Die Sonne lacht auch heute vom blauen Himmel, und so frühstücken wir wieder draußen. Gleich danach Aufbruch Richtung Santa Maria di Leuca, Bekannt ist der Ort vor allem für den Santuario, seine Wallfahrtskirche. Sie ist vom Papst in den Rang einer Basilika Minore erhoben. Im Inneren herrscht unter einer Handvoll Betenden andächtige Stille. Devotionalienhändler sind jetzt, in der Nachsaison, außerhalb des offiziellen Ladens nicht zu sehen. Unweit der Kirche steht ein strahlend weißer, knapp 50 Meter hoher Leuchtturm. Er ist nicht begehbar, aber auch schon von seinem Fuß aus ist der Blick über Bucht und Stadt großartig.

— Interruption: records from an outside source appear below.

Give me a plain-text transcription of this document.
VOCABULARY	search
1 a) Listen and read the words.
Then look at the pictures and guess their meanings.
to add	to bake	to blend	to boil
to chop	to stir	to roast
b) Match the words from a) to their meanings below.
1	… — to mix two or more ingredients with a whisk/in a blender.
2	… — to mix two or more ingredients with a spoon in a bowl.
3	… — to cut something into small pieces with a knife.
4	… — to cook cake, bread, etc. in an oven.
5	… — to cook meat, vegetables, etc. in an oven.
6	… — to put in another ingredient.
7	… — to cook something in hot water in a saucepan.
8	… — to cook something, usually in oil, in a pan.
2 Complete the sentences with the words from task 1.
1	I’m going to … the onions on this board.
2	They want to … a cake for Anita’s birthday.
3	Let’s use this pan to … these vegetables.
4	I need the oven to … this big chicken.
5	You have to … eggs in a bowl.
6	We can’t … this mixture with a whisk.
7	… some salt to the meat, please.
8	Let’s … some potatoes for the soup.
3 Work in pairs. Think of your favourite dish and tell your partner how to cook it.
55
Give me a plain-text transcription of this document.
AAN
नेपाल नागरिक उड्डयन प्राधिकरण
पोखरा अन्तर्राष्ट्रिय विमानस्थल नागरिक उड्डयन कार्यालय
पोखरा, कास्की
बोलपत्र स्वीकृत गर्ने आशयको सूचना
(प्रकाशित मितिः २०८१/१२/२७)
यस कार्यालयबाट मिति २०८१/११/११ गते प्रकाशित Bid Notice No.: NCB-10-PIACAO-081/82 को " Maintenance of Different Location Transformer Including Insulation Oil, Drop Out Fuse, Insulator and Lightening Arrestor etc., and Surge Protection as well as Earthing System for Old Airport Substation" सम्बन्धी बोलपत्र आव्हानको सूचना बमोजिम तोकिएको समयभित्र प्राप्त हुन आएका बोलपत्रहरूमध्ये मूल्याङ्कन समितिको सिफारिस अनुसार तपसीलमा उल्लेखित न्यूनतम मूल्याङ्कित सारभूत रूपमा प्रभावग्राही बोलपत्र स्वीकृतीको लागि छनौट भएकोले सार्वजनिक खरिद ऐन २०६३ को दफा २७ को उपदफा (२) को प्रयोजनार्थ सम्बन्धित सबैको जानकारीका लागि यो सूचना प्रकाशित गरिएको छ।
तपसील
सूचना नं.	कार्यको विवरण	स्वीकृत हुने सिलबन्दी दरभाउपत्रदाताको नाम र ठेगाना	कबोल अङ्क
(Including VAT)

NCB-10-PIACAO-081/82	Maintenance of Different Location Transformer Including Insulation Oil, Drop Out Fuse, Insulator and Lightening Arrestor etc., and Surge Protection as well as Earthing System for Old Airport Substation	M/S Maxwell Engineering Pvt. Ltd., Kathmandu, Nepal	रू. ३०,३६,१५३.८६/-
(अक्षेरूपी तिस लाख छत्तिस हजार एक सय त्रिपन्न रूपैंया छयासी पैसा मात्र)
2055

Santa Maria di Leuca erlebte ein touristisch glanzvolle Epoche gegen Ende des 19./Anfang des 20. Jahrhunderts. Aus dieser Zeit stammen ca. 40 zum Teil riesige, oft farbenprächtige oder architektonisch interessante Villen, von denen einige auch mit bloßem Auge von oben gut zu erkennen sind.
Vor einer solchen Villa parken wir kurz darauf unten am Lungomare, werden aber sofort von einem Italiener angesprochen, der Tickets für eine Bootsfahrt zu den Küstengrotten verkaufen möchte. Oh, das hatten wir nicht auf dem Schirm…! Aber warum nicht, bestes Wetter…! Wir helfen noch einem amerikanischen Ehepaar aus Charlotte beim Erwerb der Tickets. Später erfahren wir von ihnen im Gespräch, dass sie sich zu den modernen ‚Nomaden‘ zählen, die nach dem Eintritt in den Ruhestand alles verkauft haben , sich nun eine Gap-Zeit in Europa gönnen und noch nicht wissen, wo sie sich nach der Rückkehr niederlassen wollen. Das erklärt dann auch ihre zunächst für mich seltsam wirkende Frage: „Do you have a home?“
Zu elft sitzen wir im Boot und Salvatore fährt so langsam an der Küste entlang, dass wir viele Villen, teils schlicht-elegant, teils disneymäßig überzogen, vom Wasser aus bewundern können. Der Kontrast zwischen ocker-braunen Felsen und türkisblauem Wasser könnte nicht größer sein. Natürlich tragen alle etwas größeren Grotten Namen – der Anblick reicht uns… Die größte weist drei Eingängen und heißt auch so: Tre porte. An der Punta Ristola, dem geografischen Endpunkt Apuliens, schippern wir ebenfalls vorbei. Nach etwa der einer Stunde darf, wer möchte, sich auch ins blaue, erfrischende Nass stürzen. Herrlich klares Wasser – man sieht bis zum Grund.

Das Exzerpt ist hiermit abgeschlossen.